On Obama's signature issue, the Iraq war, voters trusted the Republicans to handle it better by 52-39 in early September, compared with only a 46-40 advantage in mid-June.
The two conventions also sparked a Republican gain on the energy issue. Asked which party they trusted more to achieve energy independence, the voters gave the Democrats an eight-point lead before the conventions and an only two-point lead now.
Sarah Palin has had a lot to do with the shift. Asked to say which candidate made the smarter choice for vice president, voters said John McCain did in choosing Palin by 50 percent-40 percent.
Key to Palin's popularity is the sense that she understands the average person's problems.

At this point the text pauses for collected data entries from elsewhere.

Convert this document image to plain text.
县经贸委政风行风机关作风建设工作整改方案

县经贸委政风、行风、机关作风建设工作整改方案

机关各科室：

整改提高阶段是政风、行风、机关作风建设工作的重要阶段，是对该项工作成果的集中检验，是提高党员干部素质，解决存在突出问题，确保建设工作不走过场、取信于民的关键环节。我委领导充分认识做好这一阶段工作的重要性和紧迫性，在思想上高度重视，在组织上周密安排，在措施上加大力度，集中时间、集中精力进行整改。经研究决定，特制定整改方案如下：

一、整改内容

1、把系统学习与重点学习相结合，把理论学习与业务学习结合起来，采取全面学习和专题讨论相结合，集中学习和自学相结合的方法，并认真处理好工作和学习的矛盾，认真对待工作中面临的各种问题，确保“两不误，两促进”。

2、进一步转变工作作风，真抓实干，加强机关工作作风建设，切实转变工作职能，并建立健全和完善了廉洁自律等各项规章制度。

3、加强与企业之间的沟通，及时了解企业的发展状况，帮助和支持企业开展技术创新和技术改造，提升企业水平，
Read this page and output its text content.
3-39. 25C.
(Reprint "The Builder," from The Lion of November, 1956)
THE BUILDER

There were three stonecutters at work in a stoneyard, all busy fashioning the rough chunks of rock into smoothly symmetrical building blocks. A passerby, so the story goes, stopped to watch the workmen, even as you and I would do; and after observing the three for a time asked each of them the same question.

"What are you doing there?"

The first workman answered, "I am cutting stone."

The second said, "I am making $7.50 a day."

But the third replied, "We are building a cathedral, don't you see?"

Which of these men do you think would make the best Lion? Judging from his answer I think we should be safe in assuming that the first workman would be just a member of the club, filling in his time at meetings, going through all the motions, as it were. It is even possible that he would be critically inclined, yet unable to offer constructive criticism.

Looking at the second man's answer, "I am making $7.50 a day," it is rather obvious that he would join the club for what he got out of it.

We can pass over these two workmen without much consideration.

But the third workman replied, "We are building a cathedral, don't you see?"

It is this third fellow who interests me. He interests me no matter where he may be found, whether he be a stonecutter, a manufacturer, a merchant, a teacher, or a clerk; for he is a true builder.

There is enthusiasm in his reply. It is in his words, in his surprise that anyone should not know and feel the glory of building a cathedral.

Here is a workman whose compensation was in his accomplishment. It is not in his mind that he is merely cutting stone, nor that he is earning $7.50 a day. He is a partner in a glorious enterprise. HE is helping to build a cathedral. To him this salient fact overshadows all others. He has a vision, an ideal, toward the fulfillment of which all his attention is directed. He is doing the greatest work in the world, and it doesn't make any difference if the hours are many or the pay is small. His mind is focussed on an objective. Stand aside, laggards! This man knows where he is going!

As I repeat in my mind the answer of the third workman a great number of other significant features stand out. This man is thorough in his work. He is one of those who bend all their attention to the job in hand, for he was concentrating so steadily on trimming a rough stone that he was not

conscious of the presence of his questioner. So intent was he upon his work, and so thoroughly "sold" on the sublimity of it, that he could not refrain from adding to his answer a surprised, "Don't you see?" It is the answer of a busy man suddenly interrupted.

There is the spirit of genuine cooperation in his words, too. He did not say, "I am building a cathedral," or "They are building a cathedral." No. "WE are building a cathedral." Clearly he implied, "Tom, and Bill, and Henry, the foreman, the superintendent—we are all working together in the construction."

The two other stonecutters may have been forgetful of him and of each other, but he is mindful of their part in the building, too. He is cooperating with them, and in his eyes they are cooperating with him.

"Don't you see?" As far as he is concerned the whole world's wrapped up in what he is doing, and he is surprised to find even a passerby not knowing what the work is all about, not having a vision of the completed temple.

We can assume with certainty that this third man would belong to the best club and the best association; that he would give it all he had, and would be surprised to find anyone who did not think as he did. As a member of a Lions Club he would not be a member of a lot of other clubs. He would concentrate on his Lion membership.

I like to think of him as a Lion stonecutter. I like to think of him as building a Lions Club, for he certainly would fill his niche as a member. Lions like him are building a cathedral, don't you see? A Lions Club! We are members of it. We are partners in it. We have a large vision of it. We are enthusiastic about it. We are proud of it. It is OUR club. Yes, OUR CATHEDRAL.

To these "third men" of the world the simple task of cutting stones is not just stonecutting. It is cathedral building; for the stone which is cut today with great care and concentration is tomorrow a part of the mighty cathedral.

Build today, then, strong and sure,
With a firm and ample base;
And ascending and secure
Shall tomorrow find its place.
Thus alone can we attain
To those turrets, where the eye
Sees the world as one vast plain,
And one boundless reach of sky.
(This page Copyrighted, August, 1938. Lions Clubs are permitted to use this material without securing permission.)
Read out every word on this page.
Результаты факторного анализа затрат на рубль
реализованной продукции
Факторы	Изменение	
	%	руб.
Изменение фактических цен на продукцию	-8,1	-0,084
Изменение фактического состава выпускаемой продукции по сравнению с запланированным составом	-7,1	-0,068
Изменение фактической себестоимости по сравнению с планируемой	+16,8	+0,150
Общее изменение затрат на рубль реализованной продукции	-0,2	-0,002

On the question of which of the four candidates for president and vice president best "understands the problems of day to day life in America," Palin finished first with 33 percent, Obama second with 32 percent, McCain third with 17 percent and Biden last with 10 percent — a combined 50-42 margin for the Republican candidates.
By attacking Palin, the Democrats have gone overboard and maximized her influence on the election. Asked if Palin had been the object of sexist attacks in the media, 45 percent said yes, compared to only 33 percent who felt that Obama had been victimized by racist attacks.
The more the Democrats and the media pour incoming fire on Palin, the more they polarize themselves as sexist and elitist, two things you don't want to be in today's America.
But, in perhaps the worst news in this survey for Obama, when asked whom they'd consult for advice if they faced the "toughest decision of your life," voters chose McCain over him by 50-34. If the toughest decision is who to vote for president, McCain can take comfort in this finding.